= Moli Yeski Yusef =

Chadian runner

Moli Yeski Yusef (born circa 1965) is a middle distance and long distance athlete who competed internationally for Chad.

==Early life==
Yusef was born on his parents' farm in Chad. He is estimated to have been born circa 1965, but he was described as of "indeterminate age" and could only guess he was around 30 years old in 1996 due to inadequate record-keeping. After spending the 1989 season running for Coffeyville Community College in Kansas, Yusef first came to Albuquerque, New Mexico to do altitude training in 1993, training with local coach Mike Mittelstaedt. Yusuf hoped to earn an athletic scholarship and attempted to convince local coaches based on past times he claimed to have run, including a 5K run time of 13:27 at a junior cross country championship in Algeria in the 1980s.

Mittelstaedt eventually ended his relationship with Yusef due to poor running performance. Yusef went on run at Navajo Community College in 1995, but the track coach there also said that Yusef's purported running qualifications did not match up with his performance. Yusef claimed that the discrepancy was only due to adjusting to high altitude and injuries. Yusef said of his accomplishments, "I am the best runner in my country... I hold seven national records. I have run in three Olympic Games and four Pan-African Games... I just want people to respect me."

Yusuf did not run road races, claiming that hard surfaces hurt his legs so he would only participate in track and field and cross country running. He spent some time in Atlanta, Georgia, in 1996, attempting in vain to be recruited by the Georgia Tech Yellow Jackets track and field team before he returned to Albuquerque and was trained by New Mexico Lobos track and field coach Mike MacEachen.
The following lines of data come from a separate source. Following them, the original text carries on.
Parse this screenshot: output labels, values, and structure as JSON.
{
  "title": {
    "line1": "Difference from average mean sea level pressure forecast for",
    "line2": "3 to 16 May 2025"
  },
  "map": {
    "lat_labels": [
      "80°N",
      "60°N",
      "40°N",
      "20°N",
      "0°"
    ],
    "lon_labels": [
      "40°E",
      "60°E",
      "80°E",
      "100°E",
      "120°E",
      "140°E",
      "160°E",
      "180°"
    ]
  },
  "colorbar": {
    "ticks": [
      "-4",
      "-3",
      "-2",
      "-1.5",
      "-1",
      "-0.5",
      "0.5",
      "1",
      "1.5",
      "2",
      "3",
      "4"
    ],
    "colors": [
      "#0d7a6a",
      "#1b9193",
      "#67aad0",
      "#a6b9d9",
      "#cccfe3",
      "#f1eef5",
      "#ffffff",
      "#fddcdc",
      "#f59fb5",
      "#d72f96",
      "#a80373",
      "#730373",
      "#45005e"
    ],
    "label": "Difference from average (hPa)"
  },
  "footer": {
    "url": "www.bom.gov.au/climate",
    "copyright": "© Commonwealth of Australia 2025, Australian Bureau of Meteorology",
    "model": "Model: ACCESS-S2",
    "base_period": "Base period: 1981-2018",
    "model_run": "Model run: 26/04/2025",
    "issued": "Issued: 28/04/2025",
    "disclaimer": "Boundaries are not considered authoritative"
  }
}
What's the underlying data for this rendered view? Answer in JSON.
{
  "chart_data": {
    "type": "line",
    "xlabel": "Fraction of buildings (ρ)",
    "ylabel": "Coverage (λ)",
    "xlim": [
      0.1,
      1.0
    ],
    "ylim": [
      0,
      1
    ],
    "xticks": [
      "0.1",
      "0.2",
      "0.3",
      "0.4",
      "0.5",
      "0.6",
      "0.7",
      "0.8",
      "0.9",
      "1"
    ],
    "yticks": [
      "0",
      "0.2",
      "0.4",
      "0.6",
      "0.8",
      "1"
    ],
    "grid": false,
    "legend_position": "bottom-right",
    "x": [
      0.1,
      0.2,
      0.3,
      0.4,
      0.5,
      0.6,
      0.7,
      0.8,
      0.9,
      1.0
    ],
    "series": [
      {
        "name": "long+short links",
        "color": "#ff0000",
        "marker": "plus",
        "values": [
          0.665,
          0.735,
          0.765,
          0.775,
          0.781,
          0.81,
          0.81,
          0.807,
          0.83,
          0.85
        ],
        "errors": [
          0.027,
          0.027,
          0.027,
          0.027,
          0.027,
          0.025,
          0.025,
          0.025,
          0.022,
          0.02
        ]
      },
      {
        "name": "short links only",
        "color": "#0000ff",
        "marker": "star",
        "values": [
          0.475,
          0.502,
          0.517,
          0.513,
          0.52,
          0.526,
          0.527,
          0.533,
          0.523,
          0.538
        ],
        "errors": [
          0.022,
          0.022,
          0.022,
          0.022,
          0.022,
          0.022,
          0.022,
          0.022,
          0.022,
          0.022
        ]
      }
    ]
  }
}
Because Yusuf was from Chad, he was stereotyped and Americans told him he was in the U.S. illegally.

==Career==
Yusef first represented Chad at the 1988 Summer Olympics in Seoul, where he competed in the 800 metres. He claimed to have advanced to the second round, but official results show he finished eighth in his heat and failed to advance. Four years later, he competed in the 5000 metres at the 1992 Summer Olympics held in Barcelona, where he finished 14th in his heat and again did not advance.

According to the Albuquerque Journal, Yusuf also claimed to have competed in the 5000 m at the 1996 Atlanta Olympics, where he was eliminated in the preliminary heats running only about 15:20. However, official results do not list his participation at the 1996 Games.

==Personal life==
Yusef wanted to study political science in college, saying that he wanted to "go back to Africa... and help throw out all the dictators". His idol was Olympic gold medalist middle-distance runner Sebastian Coe.